Not sure why there's all the complaints about combat in Tevi, feels like people who just want to near instantly kill every boss they see, and getting upset when they have to spend any amount of time fighting something. Maybe it's because I'm exploring and getting so many upgrades rather than going linearly through the story, but combat in Tevi feels pretty smooth - I probably wouldn't be good enough to do whatever's after expert, but expert is simple enough to just brute force. I can see why people would complain about that, being able to brute force combat with upgrades, but I don't mind it.
TL;DR: Both are nice games. Tevi is a little better, but that's not surprising as the second game from the devs.

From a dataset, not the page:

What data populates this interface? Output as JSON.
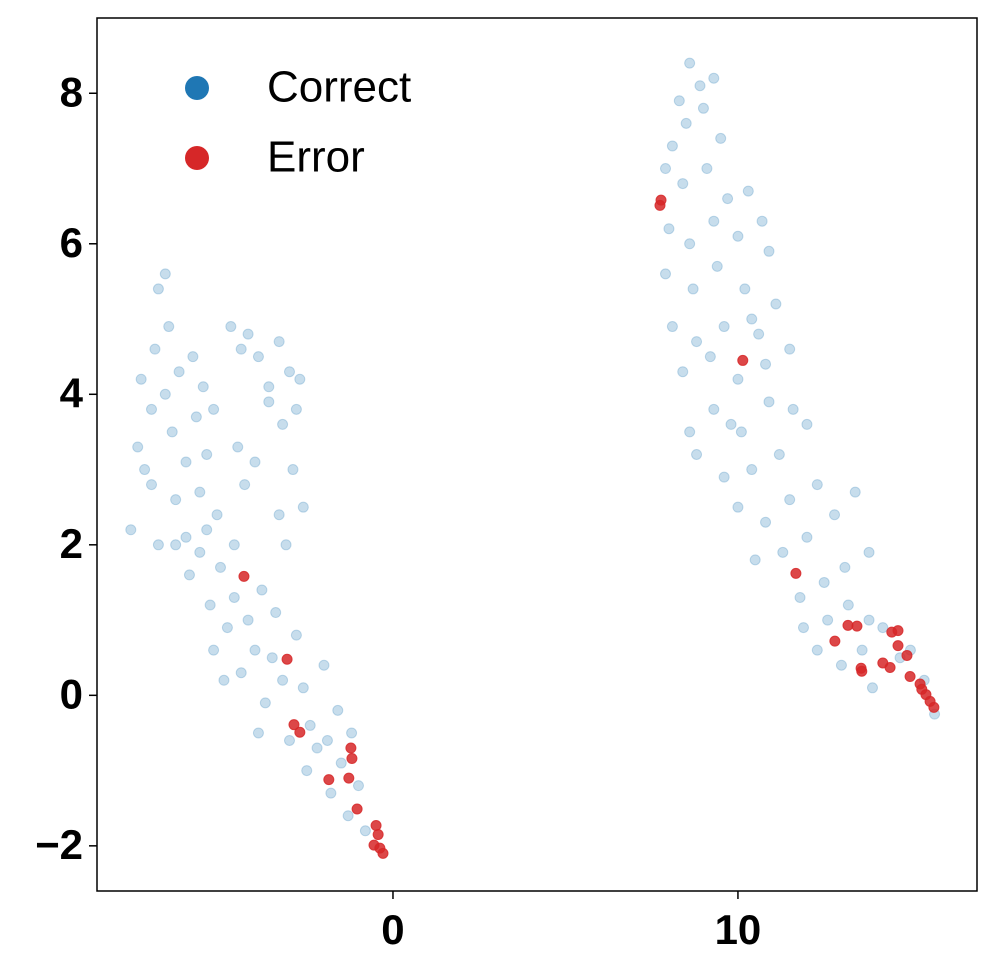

Tevi's story and writing is just...there was a lot of time devoted to it and at the end I think it was the biggest negative in this game by a long shot. The second being the ridiculous linearity from "You will be stuck in this area" to psuedoe linear areas where you're stuck until you get either a traversal ability or hit a certain point, to the game very much railroading you, it really disliked you not going too far off the beaten path. Ori and The Will of the Wisp learned from it's predecessor, and by the midpoint of the game, you get 4 different paths that all give different traversal abilities that can be helpful elsewhere, but Tevi went backwards and lost the aspect that I really enjoyed from Rabi Ribi.
Um... Best Boi Sable? Dummy Bear Ribauld? Waffle of Wonder Greasetrap? Yandere Mermaid Serulea? Demon Lord DIO? Angelic Vergil? "Erina and Ribbon"? Heck I even remember the Golden Hands, Travoll Industries, and Peacekeeper NPCs.
Though I won't deny with how many of them exist much of them don't get a whole lot of screentime. Phantom was pretty much a wasted character.